We have at least three words to refer to ourselves as a nation:
"Hellenes" is the one most commonly used in modern parlance. I'm not sure where it comes from but you could google it.
"Graikoi" I believe is from the same root as "Greek". You find it in literature from the 19th century and earlier.
"Romioi" is a rendition of "Romans" and you find it very often in accounts from the Epanastasis, the uprising against the Ottoman Empire in 1821. It's used by mainland Greeks and also by the Albanian people who had moved into Greece under the Ottomans, and then fought to expel the Ottomans alongside the Greeks, and finally are today considered Greeks (primarily because it would be madness to try to untangle one's heritage, after a few hundreds of years of intermarriage).
"Romioi" is not in common usage today, except in literature or generally as a colourful turn of phrase. I believe it was bequeathed to us from the Byzantine Empire, a.k.a. the Eastern Roman Empire, as others have noted.
As for ancient Egyptian medicine: While the bulk of Egyptian remedies can now be recognized as incapable of providing a cure, and in many circumstances even alleviation of symptoms, owing to their lack of active ingredients, it would be inappropriate to label all of these treatments as placebos. Of the 260 prescriptions in the Hearst Papyrus, 28 percent contain an ingredient which can be perceived to have had activity towards the condition being treated.
More here: http://www.ucalgary.ca/uofc/Others/HOM/Dayspapers2001.pdf#pa...

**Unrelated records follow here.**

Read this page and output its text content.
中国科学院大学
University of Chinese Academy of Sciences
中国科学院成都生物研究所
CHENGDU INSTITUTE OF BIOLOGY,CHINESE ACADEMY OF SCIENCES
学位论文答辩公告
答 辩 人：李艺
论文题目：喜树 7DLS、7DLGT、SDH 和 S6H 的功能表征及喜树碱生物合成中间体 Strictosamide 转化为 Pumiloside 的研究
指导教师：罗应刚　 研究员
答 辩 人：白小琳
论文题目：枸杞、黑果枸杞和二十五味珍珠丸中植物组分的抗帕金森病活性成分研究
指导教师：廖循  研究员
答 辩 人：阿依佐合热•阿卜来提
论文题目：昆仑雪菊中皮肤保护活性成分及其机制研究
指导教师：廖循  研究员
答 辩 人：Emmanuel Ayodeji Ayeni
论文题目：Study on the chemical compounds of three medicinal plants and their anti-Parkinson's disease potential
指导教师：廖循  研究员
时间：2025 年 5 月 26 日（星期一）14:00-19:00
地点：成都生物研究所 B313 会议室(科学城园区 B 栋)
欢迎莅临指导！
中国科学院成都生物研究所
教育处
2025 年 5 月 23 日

> But it turns out that Indian philosophy was heavily inspired by Greek philosophy
I'm sorry but I've to call bullshit on this. The accepted term is that the Greeks and the Indians influenced each other. If you read the account of Pyrrho, who traveled with Alexander, he was clearly influenced by the naked gymnosophists. Take a look at this SO answer[1] discussing how Indian thought influenced Greek thoughts. On the other hand Graeco-Buddhism is an apt example of how Greeks influenced Indians. So I would rather call it a meeting of two equals, instead of this eurocentric approach of one way influence.
I didn't say it was one way, so I'm not sure what you're calling bullshit on.
Indian philosophy may eventually have equalled Greek philosophy in many respects. But in the Hellenistic period? What would you stack up against Aristotle? Plato?
> it’s always made me sad to think of the Romans being largely cut off from the main action on the world stage.
This is incorrect because the Romans knew about Greece - in fact they ran the place.
The Romans were barbarians, in a sense, I suppose, just compared to Greece. They didn't do anything that could compare to the Greeks in math or philosophy, for example. And by, say, the fall of the Roman Empire, India had far more interesting philosophy (sadly little known because not very accessible) than Rome, so sure, "Asia" had better philosophy than Rome (really India specifically). But it turns out that Indian philosophy was heavily inspired by Greek philosophy (highly recommend The Shape of Ancient Thought for anyone interested in Greek-Indian intellectual exchange), and I wouldn't say it was better (though I wouldn't say it was worse either). Rome wasn't cut off from the best of philosophy - they were just too practical to care much about it - and they knew it and said as much.
Philosophy I know something about - I dropped out of the PhD program at Harvard after studying quite a bit of it. But some of the other parts seem dubious or of questionable importance. Architecture? The Romans look pretty good to me there, and I mean they even used concrete. Medicine? Let's be serious: almost all medicine before the 1800's was placebo. Population? So what?